Estonia said Friday it plans to lend its IT expertise to help exiled Belarussians who have taken to cyber-space to oppose their homeland's President Alexander Lukashenko.
Computer user clicking a mouse. Estonia said Friday it plans to lend its IT expertise to help exiled Belarussians who have taken to cyber-space to oppose their homeland's President Alexander Lukashenko.
"Estonia is planning IT training for members of the Belarussian opposition, teaching them how to manage their websites and protect them from cyber-attacks," foreign ministry spokeswoman Mariann Sudakov told AFP.
"We have also offered scholarship programmes in Estonian universities for Belarussian students whose have been kicked out of Belarussian universities for political reasons," she added.
Like Belarus, Estonia gained independence from the crumbling Soviet Union in 1991.
But in stark contract, it is anchored solidly in the West after joining the European Union and NATO in 2004.
The Baltic nation of 1.3 million is one of the world's most wired nations, earning the nickname "E-stonia".
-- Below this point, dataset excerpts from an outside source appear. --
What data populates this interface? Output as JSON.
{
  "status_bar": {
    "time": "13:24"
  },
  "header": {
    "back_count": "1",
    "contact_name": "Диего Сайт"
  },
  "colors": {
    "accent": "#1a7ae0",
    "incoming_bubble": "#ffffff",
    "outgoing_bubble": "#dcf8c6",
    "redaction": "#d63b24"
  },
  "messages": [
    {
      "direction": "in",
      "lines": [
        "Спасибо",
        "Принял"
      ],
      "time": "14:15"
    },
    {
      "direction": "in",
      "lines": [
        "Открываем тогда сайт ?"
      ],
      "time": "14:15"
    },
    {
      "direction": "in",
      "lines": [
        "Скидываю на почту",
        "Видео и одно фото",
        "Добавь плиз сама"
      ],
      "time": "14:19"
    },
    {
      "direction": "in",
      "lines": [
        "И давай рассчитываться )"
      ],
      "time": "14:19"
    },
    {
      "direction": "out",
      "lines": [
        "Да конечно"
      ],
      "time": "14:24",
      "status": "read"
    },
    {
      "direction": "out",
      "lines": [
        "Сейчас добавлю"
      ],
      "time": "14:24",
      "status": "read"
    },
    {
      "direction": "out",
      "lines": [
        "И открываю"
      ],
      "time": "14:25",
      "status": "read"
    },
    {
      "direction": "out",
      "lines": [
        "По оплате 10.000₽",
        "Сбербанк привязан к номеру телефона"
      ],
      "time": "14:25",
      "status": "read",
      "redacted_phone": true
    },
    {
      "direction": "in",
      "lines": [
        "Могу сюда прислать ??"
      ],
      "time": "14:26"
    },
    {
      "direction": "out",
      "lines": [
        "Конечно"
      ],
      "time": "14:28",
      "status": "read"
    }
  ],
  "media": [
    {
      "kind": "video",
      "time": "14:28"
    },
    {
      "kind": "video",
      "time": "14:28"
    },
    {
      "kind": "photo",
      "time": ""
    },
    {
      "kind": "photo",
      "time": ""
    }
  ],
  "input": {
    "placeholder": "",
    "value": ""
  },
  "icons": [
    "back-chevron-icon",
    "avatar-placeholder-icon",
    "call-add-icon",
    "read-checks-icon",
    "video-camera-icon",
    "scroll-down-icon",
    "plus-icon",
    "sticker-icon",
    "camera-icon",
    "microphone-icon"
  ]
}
Since falling victim to a "cyber-war" in 2007 widely blamed on Russian hackers, it has become a leading light in moves to fend off online attacks, and also hosts NATO's cyber-defence facility.
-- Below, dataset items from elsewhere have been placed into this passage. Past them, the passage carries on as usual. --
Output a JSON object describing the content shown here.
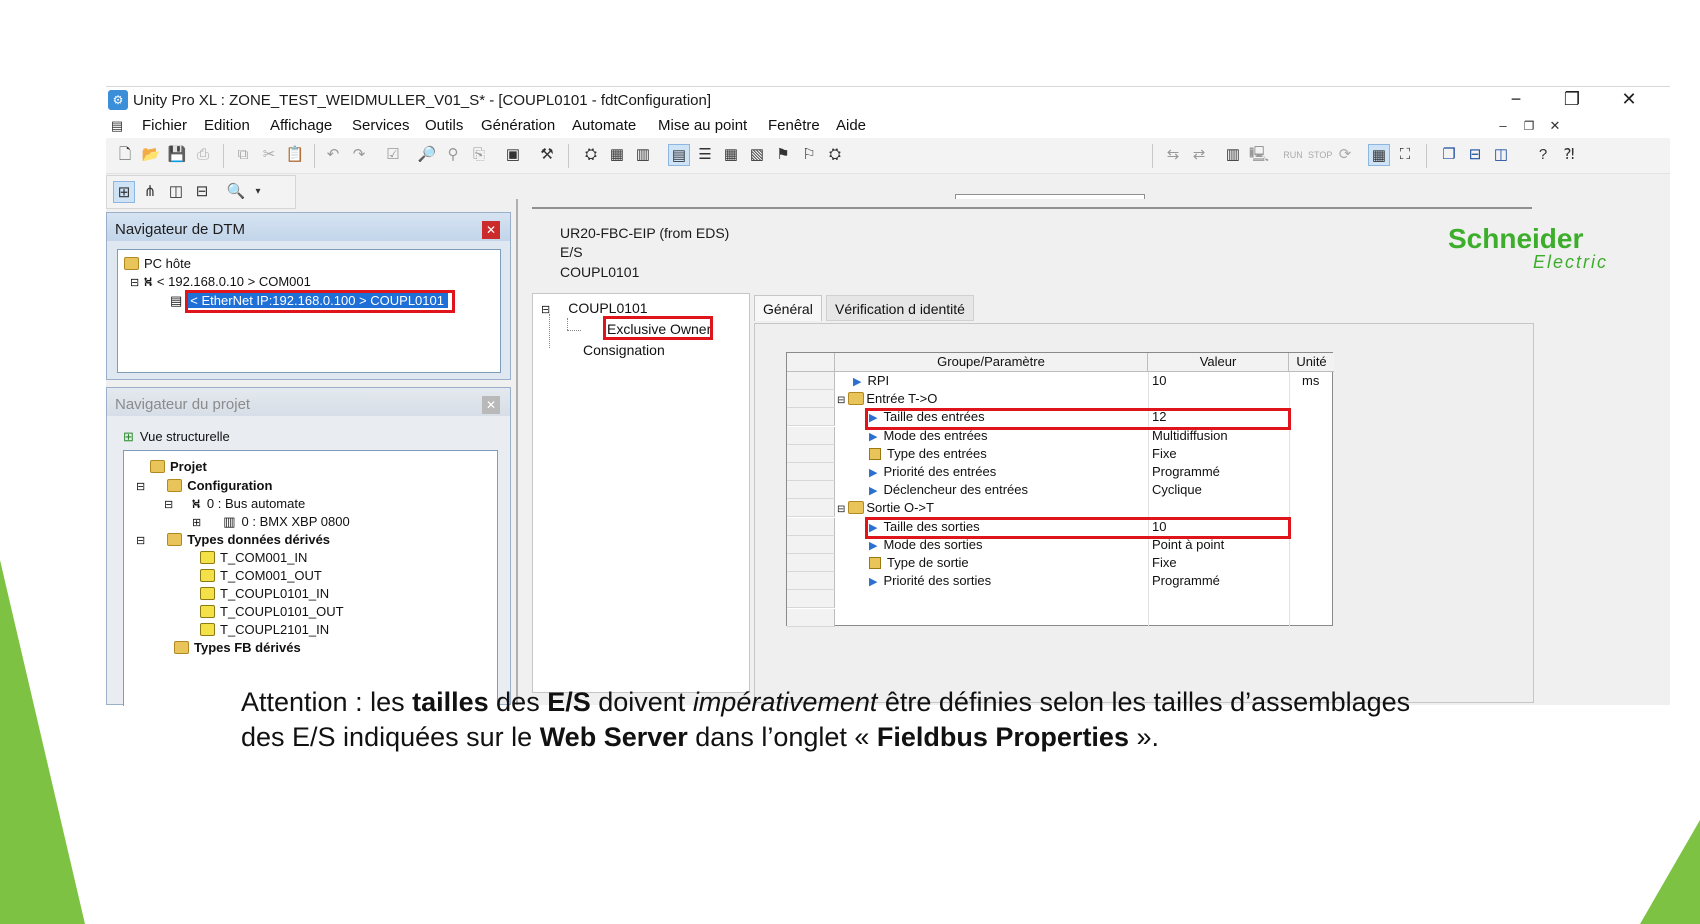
{
  "window": {
    "title": "Unity Pro XL : ZONE_TEST_WEIDMULLER_V01_S* - [COUPL0101 - fdtConfiguration]",
    "controls": {
      "minimize": "−",
      "restore": "❐",
      "close": "✕"
    }
  },
  "menu": [
    "Fichier",
    "Edition",
    "Affichage",
    "Services",
    "Outils",
    "Génération",
    "Automate",
    "Mise au point",
    "Fenêtre",
    "Aide"
  ],
  "dtm_navigator": {
    "title": "Navigateur de DTM",
    "host": "PC hôte",
    "com": "< 192.168.0.10 > COM001",
    "coupler": "< EtherNet IP:192.168.0.100 > COUPL0101"
  },
  "project_navigator": {
    "title": "Navigateur du projet",
    "view": "Vue structurelle",
    "project": "Projet",
    "configuration": "Configuration",
    "bus": "0 : Bus automate",
    "rack": "0 : BMX XBP 0800",
    "derived_types": "Types données dérivés",
    "types": [
      "T_COM001_IN",
      "T_COM001_OUT",
      "T_COUPL0101_IN",
      "T_COUPL0101_OUT",
      "T_COUPL2101_IN"
    ],
    "fb_types": "Types FB dérivés"
  },
  "device": {
    "name": "UR20-FBC-EIP (from EDS)",
    "category": "E/S",
    "id": "COUPL0101",
    "brand_line1": "Schneider",
    "brand_line2": "Electric"
  },
  "left_tree": {
    "root": "COUPL0101",
    "child": "Exclusive Owner",
    "other": "Consignation"
  },
  "tabs": [
    "Général",
    "Vérification d identité"
  ],
  "grid": {
    "headers": {
      "group": "Groupe/Paramètre",
      "value": "Valeur",
      "unit": "Unité"
    },
    "rows": [
      {
        "label": "RPI",
        "value": "10",
        "unit": "ms",
        "kind": "param",
        "level": 1
      },
      {
        "label": "Entrée T->O",
        "value": "",
        "unit": "",
        "kind": "group",
        "level": 0
      },
      {
        "label": "Taille des entrées",
        "value": "12",
        "unit": "",
        "kind": "param",
        "level": 2
      },
      {
        "label": "Mode des entrées",
        "value": "Multidiffusion",
        "unit": "",
        "kind": "param",
        "level": 2
      },
      {
        "label": "Type des entrées",
        "value": "Fixe",
        "unit": "",
        "kind": "lock",
        "level": 2
      },
      {
        "label": "Priorité des entrées",
        "value": "Programmé",
        "unit": "",
        "kind": "param",
        "level": 2
      },
      {
        "label": "Déclencheur des entrées",
        "value": "Cyclique",
        "unit": "",
        "kind": "param",
        "level": 2
      },
      {
        "label": "Sortie O->T",
        "value": "",
        "unit": "",
        "kind": "group",
        "level": 0
      },
      {
        "label": "Taille des sorties",
        "value": "10",
        "unit": "",
        "kind": "param",
        "level": 2
      },
      {
        "label": "Mode des sorties",
        "value": "Point à point",
        "unit": "",
        "kind": "param",
        "level": 2
      },
      {
        "label": "Type de sortie",
        "value": "Fixe",
        "unit": "",
        "kind": "lock",
        "level": 2
      },
      {
        "label": "Priorité des sorties",
        "value": "Programmé",
        "unit": "",
        "kind": "param",
        "level": 2
      }
    ]
  },
  "caption": {
    "p1": "Attention : les ",
    "b1": "tailles",
    "p2": " des ",
    "b2": "E/S",
    "p3": " doivent ",
    "i1": "impérativement",
    "p4": " être définies selon les tailles d’assemblages des E/S indiquées sur le ",
    "b3": "Web Server",
    "p5": " dans l’onglet « ",
    "b4": "Fieldbus Properties",
    "p6": " »."
  },
  "colors": {
    "accent_green": "#7dc242",
    "highlight_red": "#e0141b",
    "selection_blue": "#1e6fd6",
    "brand_green": "#3dae2b"
  }
}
Lukashenko has ruled Belarus since 1994 and was sworn in Friday for a new term after a December election faulted by Western observers.
He has long been criticised for imprisoning opposition leaders, preventing criticism in the state-controlled media and clamping down on independent broadcasters and the press.
Pavel Morozau, an anti-Lukashenko campaigner exiled in Estonia since 2006, said the Internet was a crucial tool.
"Activists from the Belarussian community in Estonia have created and managed websites in Estonia and elsewhere to support our friends in the Belarussian opposition and promote democracy in our fatherland," Morozau told AFP.